Another acting issue is Shailene Woodley, who is egregiously miscast as Lina Lardi, who is less Enzo’s gumar than she is his second wife and mother to his bastard son. Woodley gives a distractingly stilted and ineffective performance as Lina as she feels like she belongs in Malibu and not Molena.

The one saving grace regarding the acting is Penelope Cruz, who is absolutely brilliant as Enzo’s wife and business partner, Laura. There’s a scene early in the film where Laura visits her son’s grave and in the span of maybe thirty seconds Cruz, in close up, tells a wondrous and expansive story without saying a word. It’s a captivating and powerful piece of acting, and one that is heightened because Driver’s Enzo has a similar scene just prior to it that is nothing but verbosity filled with vacant histrionics.

Cruz is an actress that I rarely, if ever, think of, but her performance in Ferrari is yet another reminder for absent-minded dopes like me that she is among the most talented and skilled actresses in the world today.

Despite two of the three main performances being subpar, Ferrari pulls off the minor miracle of managing to be not just watchable but relentlessly compelling. A major reason for this is that the racing and driving scenes alone are worth the price of admission. Every racing scene is visceral, vital and undeniably electrifying. Mann and his cinematographer Erik Messerschmidt shoot the racing from innumerable ingenious angles with energetic camera movements that capture the dynamic thrill of the sport, and master editor Pietro Scalia splices it all together for the absolute maximum potency and power.

That said, some of the racing sequences can be a bit confusing, as the racing teams from Ferrari and Maserati have similar looks and coloring. But beyond that the racing is superb, and contrary to some reports I’ve read, I did not find the CGI to be distracting or second rate at all.

Michael Mann is an often-overlooked filmmaker who boasts a robust filmography which features a bevy of good and sometimes great movies. In recent years Mann’s output has slowed and diminished in quality, with Ferrari being his first film since 2015’s dismal Blackhat.

Mann’s films are inhabited by a particular type of tormented masculinity, where the protagonist is insatiably driven and must overcome the numerous obstacles placed in front of him as well as the internal burdens which haunt him .

Thief, Manhunter, The Last of the Mohicans, The Insider and Collateral are all top notch pieces of cinema that capture Mann’s storytelling and slick visual style across different genres….. but it is his 1995 masterpiece, Heat, which is the absolute apex of his filmmaking career. Heat is one of the best films of the last thirty years as it features the greatest bank robbery and shootout scene captured in the history of cinema, which is an astonishing accomplishment.

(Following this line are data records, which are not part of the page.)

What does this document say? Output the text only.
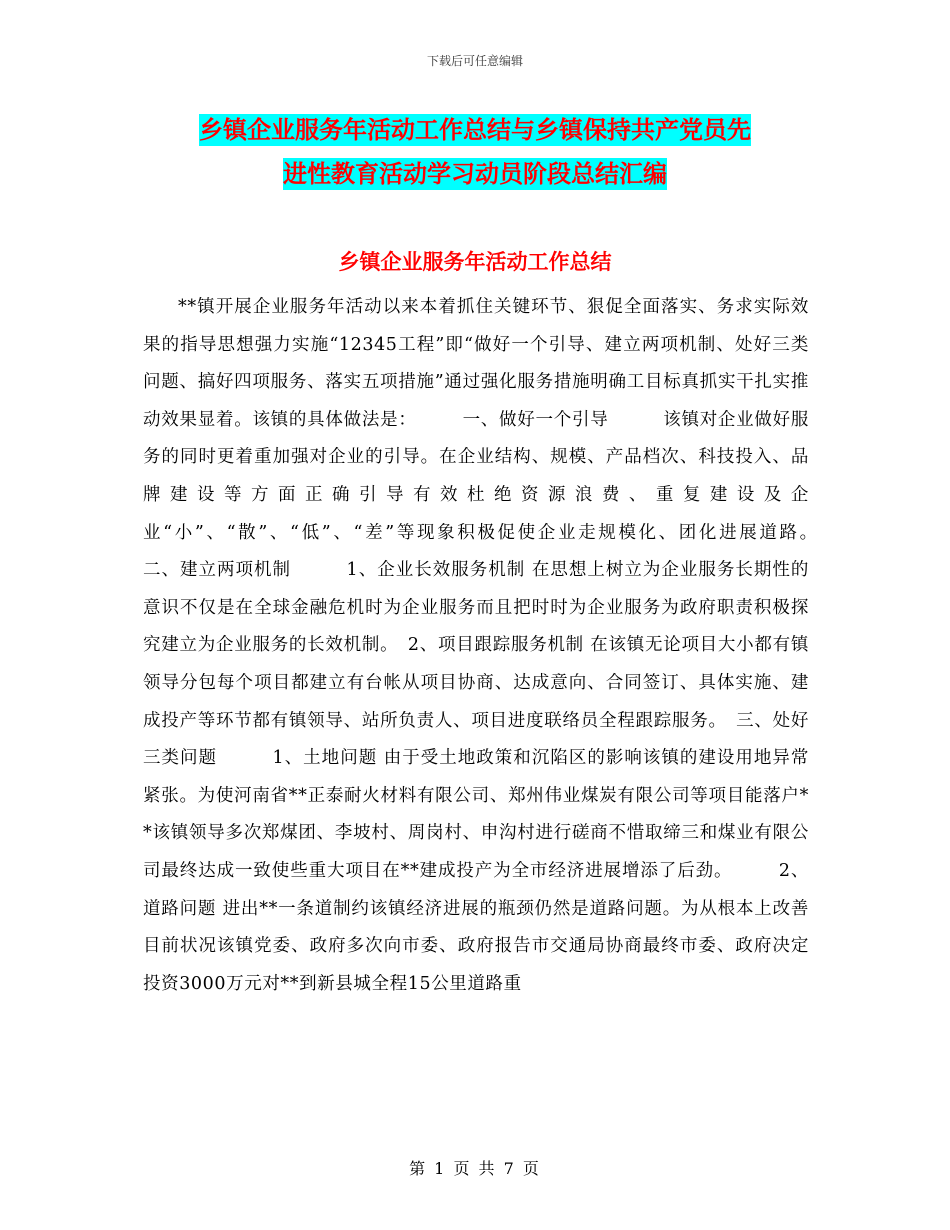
下载后可任意编辑
乡镇企业服务年活动工作总结与乡镇保持共产党员先
进性教育活动学习动员阶段总结汇编
乡镇企业服务年活动工作总结

**镇开展企业服务年活动以来本着抓住关键环节、狠促全面落实、务求实际效果的指导思想强力实施“12345工程”即“做好一个引导、建立两项机制、处好三类问题、搞好四项服务、落实五项措施”通过强化服务措施明确工目标真抓实干扎实推动效果显着。该镇的具体做法是：　　　一、做好一个引导　　　该镇对企业做好服务的同时更着重加强对企业的引导。在企业结构、规模、产品档次、科技投入、品牌建设等方面正确引导有效杜绝资源浪费、重复建设及企业“小”、“散”、“低”、“差”等现象积极促使企业走规模化、团化进展道路。　　　二、建立两项机制　　　1、企业长效服务机制 在思想上树立为企业服务长期性的意识不仅是在全球金融危机时为企业服务而且把时时为企业服务为政府职责积极探究建立为企业服务的长效机制。　2、项目跟踪服务机制 在该镇无论项目大小都有镇领导分包每个项目都建立有台帐从项目协商、达成意向、合同签订、具体实施、建成投产等环节都有镇领导、站所负责人、项目进度联络员全程跟踪服务。　三、处好三类问题　　　1、土地问题 由于受土地政策和沉陷区的影响该镇的建设用地异常紧张。为使河南省**正泰耐火材料有限公司、郑州伟业煤炭有限公司等项目能落户**该镇领导多次郑煤团、李坡村、周岗村、申沟村进行磋商不惜取缔三和煤业有限公司最终达成一致使些重大项目在**建成投产为全市经济进展增添了后劲。　　　2、道路问题 进出**一条道制约该镇经济进展的瓶颈仍然是道路问题。为从根本上改善目前状况该镇党委、政府多次向市委、政府报告市交通局协商最终市委、政府决定投资3000万元对**到新县城全程15公里道路重

第 1 页 共 7 页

Ferrari is nowhere near the level of film as Heat, but it does represent a somewhat more mature piece of storytelling from Mann, that is not to say that Mann’s earlier work was adolescent, but to say that Ferrari captures a man (and Mann) growing old and dealing with the precipitous burdens of his age and station.

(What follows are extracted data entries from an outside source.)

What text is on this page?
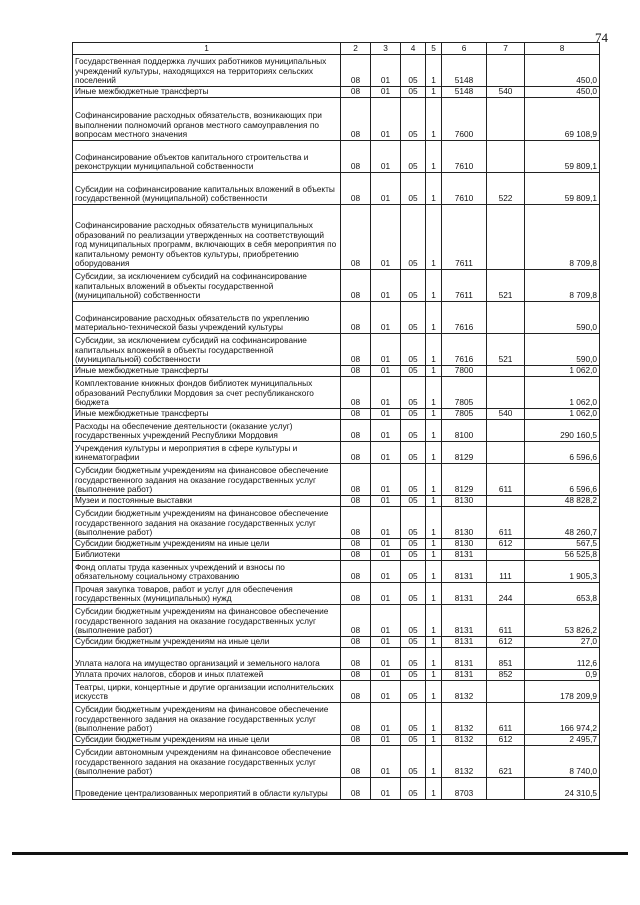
74
1	2	3	4	5	6	7	8
Государственная поддержка лучших работников муниципальных учреждений культуры, находящихся на территориях сельских поселений	08	01	05	1	5148		450,0
Иные межбюджетные трансферты	08	01	05	1	5148	540	450,0
Софинансирование расходных обязательств, возникающих при выполнении полномочий органов местного самоуправления по вопросам местного значения	08	01	05	1	7600		69 108,9
Софинансирование объектов капитального строительства и реконструкции муниципальной собственности	08	01	05	1	7610		59 809,1
Субсидии на софинансирование капитальных вложений в объекты государственной (муниципальной) собственности	08	01	05	1	7610	522	59 809,1
Софинансирование расходных обязательств муниципальных образований по реализации утвержденных на соответствующий год муниципальных программ, включающих в себя мероприятия по капитальному ремонту объектов культуры, приобретению оборудования	08	01	05	1	7611		8 709,8
Субсидии, за исключением субсидий на софинансирование капитальных вложений в объекты государственной (муниципальной) собственности	08	01	05	1	7611	521	8 709,8
Софинансирование расходных обязательств по укреплению материально-технической базы учреждений культуры	08	01	05	1	7616		590,0
Субсидии, за исключением субсидий на софинансирование капитальных вложений в объекты государственной (муниципальной) собственности	08	01	05	1	7616	521	590,0
Иные межбюджетные трансферты	08	01	05	1	7800		1 062,0
Комплектование книжных фондов библиотек муниципальных образований Республики Мордовия за счет республиканского бюджета	08	01	05	1	7805		1 062,0
Иные межбюджетные трансферты	08	01	05	1	7805	540	1 062,0
Расходы на обеспечение деятельности (оказание услуг) государственных учреждений Республики Мордовия	08	01	05	1	8100		290 160,5
Учреждения культуры и мероприятия в сфере культуры и кинематографии	08	01	05	1	8129		6 596,6
Субсидии бюджетным учреждениям на финансовое обеспечение государственного задания на оказание государственных услуг (выполнение работ)	08	01	05	1	8129	611	6 596,6
Музеи и постоянные выставки	08	01	05	1	8130		48 828,2
Субсидии бюджетным учреждениям на финансовое обеспечение государственного задания на оказание государственных услуг (выполнение работ)	08	01	05	1	8130	611	48 260,7
Субсидии бюджетным учреждениям на иные цели	08	01	05	1	8130	612	567,5
Библиотеки	08	01	05	1	8131		56 525,8
Фонд оплаты труда казенных учреждений и взносы по обязательному социальному страхованию	08	01	05	1	8131	111	1 905,3
Прочая закупка товаров, работ и услуг для обеспечения государственных (муниципальных) нужд	08	01	05	1	8131	244	653,8
Субсидии бюджетным учреждениям на финансовое обеспечение государственного задания на оказание государственных услуг (выполнение работ)	08	01	05	1	8131	611	53 826,2
Субсидии бюджетным учреждениям на иные цели	08	01	05	1	8131	612	27,0
Уплата налога на имущество организаций и земельного налога	08	01	05	1	8131	851	112,6
Уплата прочих налогов, сборов и иных платежей	08	01	05	1	8131	852	0,9
Театры, цирки, концертные и другие организации исполнительских искусств	08	01	05	1	8132		178 209,9
Субсидии бюджетным учреждениям на финансовое обеспечение государственного задания на оказание государственных услуг (выполнение работ)	08	01	05	1	8132	611	166 974,2
Субсидии бюджетным учреждениям на иные цели	08	01	05	1	8132	612	2 495,7
Субсидии автономным учреждениям на финансовое обеспечение государственного задания на оказание государственных услуг (выполнение работ)	08	01	05	1	8132	621	8 740,0
Проведение централизованных мероприятий в области культуры	08	01	05	1	8703		24 310,5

 It must also be said that Ferrari is also not as good as James Mangold’s brilliant 2019 film Ford v Ferrari, which Michael Mann Executive Produced. Ford v Ferrari is a better film across the board and features better racing sequences, but Ferrari is no slouch and is a quality piece of cinema in its own right. In fact, Ferrari would make a perfect companion piece to Mangold’s auto-racing masterpiece.

The bottom-line regarding Ferrari is that I was very pleasantly surprised to find it a thoroughly solid, utterly compelling, if flawed, piece of cinema despite the often-lackluster acting. I wholly encourage you to check it out in the theatre if possible, or on streaming when the time comes.